Both exome sequencing and exome genotyping arrays are designed to investigate coding variation. The current approach for exome sequencing is based on a probe hybridization method to select the entire set of human exons as the sequencing target (Hodges et al., 2007; Gnirke et al., 2009). Although the exonic regions are the primary target, the efficiency of different capture technologies can affect the amount of information outside target regions. Currently, there is still a portion of captured DNA fragments falling into non-coding regions such as introns, intron-exon boundary regions, and intergenic regions – some of these regions often contain functional elements. A recent report (Guo et al., 2012) demonstrated that the small amount of sequencing data that lies outside the exonic target regions is of high quality and can be used in genetic studies. In contrast, exome arrays focus on a fixed set of variants by design. Therefore, exome sequencing, compared to the use of exome arrays, generates not only more genetic variations at base-pair resolution in the coding regions, but also additional, albeit limited, variant information outside the primary target regions. In this paper, we first provide an overview of the main application fields for exome sequencing relative to exome genotyping arrays in human diseases. Next, we describe the computational and statistical challenges for handling sequencing data. Then we evaluate the data quality and agreement between these two platforms using our exome sequencing and exome microarray data collected on the same set of subjects. Finally, we discuss some limitations of exome sequencing.

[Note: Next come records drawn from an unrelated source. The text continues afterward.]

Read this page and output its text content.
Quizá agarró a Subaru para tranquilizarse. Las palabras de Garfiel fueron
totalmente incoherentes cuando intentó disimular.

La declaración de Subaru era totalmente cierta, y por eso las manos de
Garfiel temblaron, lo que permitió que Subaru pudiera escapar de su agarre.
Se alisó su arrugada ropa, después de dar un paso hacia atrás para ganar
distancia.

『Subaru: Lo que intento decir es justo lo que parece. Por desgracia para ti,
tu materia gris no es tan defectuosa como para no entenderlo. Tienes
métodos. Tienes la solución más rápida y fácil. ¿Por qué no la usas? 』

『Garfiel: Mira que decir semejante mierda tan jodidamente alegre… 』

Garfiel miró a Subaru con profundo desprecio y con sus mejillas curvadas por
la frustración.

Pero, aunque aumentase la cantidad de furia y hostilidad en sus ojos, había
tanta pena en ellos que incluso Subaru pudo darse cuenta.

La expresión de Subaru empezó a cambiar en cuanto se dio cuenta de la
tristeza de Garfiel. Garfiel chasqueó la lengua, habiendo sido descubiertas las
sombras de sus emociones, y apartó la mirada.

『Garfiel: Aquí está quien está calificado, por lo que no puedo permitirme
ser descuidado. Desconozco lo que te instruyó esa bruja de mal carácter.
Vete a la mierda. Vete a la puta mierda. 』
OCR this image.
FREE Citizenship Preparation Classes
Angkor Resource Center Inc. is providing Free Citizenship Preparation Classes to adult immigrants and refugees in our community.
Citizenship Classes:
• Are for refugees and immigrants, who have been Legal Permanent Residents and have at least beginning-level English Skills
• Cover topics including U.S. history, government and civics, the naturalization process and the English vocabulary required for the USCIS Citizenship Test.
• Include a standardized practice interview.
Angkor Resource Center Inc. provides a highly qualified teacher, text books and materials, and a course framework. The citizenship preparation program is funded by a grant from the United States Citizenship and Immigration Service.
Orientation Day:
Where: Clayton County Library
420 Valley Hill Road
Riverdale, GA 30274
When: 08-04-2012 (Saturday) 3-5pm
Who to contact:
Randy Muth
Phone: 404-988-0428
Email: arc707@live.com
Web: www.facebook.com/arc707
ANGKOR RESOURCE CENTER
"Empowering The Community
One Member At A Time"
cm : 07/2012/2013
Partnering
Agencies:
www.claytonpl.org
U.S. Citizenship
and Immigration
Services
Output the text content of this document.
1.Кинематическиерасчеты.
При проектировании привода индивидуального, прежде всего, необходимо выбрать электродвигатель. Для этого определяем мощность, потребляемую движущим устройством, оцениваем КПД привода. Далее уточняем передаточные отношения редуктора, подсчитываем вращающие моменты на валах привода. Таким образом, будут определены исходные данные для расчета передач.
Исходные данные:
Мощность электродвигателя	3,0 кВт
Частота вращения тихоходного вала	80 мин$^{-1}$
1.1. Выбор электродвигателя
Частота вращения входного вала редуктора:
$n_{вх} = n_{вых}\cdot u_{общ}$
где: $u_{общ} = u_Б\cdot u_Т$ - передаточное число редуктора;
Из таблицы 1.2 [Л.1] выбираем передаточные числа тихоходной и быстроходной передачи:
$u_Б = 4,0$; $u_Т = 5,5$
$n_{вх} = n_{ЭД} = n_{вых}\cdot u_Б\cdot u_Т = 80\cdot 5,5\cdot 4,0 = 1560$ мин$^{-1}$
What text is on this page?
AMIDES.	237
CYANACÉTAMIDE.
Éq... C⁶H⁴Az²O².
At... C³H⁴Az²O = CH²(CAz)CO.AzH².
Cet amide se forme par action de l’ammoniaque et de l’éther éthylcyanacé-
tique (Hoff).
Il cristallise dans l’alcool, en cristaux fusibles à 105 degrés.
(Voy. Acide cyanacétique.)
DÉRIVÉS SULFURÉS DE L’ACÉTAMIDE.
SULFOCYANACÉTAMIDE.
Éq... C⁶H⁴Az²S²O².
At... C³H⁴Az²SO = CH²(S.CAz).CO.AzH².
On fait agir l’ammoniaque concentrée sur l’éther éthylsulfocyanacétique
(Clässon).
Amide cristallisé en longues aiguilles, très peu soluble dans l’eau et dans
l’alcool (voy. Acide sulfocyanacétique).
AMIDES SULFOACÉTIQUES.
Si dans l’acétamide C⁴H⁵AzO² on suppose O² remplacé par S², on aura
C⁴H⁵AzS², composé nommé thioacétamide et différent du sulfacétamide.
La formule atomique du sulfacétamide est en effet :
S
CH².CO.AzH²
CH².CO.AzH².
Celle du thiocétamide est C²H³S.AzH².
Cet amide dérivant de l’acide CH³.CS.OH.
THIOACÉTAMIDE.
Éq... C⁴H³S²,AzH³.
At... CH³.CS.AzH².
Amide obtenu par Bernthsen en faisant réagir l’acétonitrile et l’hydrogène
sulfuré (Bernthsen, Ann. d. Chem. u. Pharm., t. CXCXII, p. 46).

Applications of Exome Sequencing
Next-generation sequencing (NGS) technologies have been applied to several important areas including genomes, transcriptomes, epigenomes, and metagenomes (Zhou et al., 2010). Here, we mainly consider applications of sequencing to the identification of genes and mutations that influence risk for human diseases.
The “traditional” approach to elucidating causes of Mendelian disorders – or in any event, the first generalizable approach to locate risk genes without prior knowledge – is based on linkage analysis followed by positional cloning (Botstein and Risch, 2003). Linkage studies require ascertainment of a sufficient number of probands with their families, and thus are not suitable for rare Mendelian diseases where only one or a few individuals may be sampled. In addition, modest-sized linkage studies are not sensitive enough to detect co-segregation within families in case of locus heterogeneity and phenotypic heterogeneity. NGS methods, on the other hand, have the potential to identify all kinds of genetic variation at base-pair resolution throughout the human genome in a single experiment (Bamshad et al., 2011; Gilissen et al., 2011; Ku et al., 2011), and provide an unbiased approach to detecting genetic variation within an individual. Currently sequencing instruments are still limited by throughput and cost efficiency. Exome sequencing, by capturing the protein-coding portion of the genome, generates a full picture of variation at functionally important regions of the genome (excluding regulatory changes), and has now become technically feasible and a more cost-effective strategy to work out the genetic basis of Mendelian disease. It has been a proven tool for the identification of de novo mutations underlying some rare monogenic diseases such as Kabuki syndrome (Ng et al., 2010a) and Miller syndrome (Ng et al., 2010b). Since November 2009, exome sequencing has led to the discovery of more than 100 genes in Mendelian diseases (Rabbani et al., 2012). As the sequencing cost per base will drop in the near future, we expect that whole-genome sequencing will be the ultimate approach to detection of all genomic variations and help us gain more knowledge on the genetics of Mendelian diseases – but even when the laboratory costs of generating full sequences decrease, there will still be very substantial informatics costs, which are also much lower of exome analysis.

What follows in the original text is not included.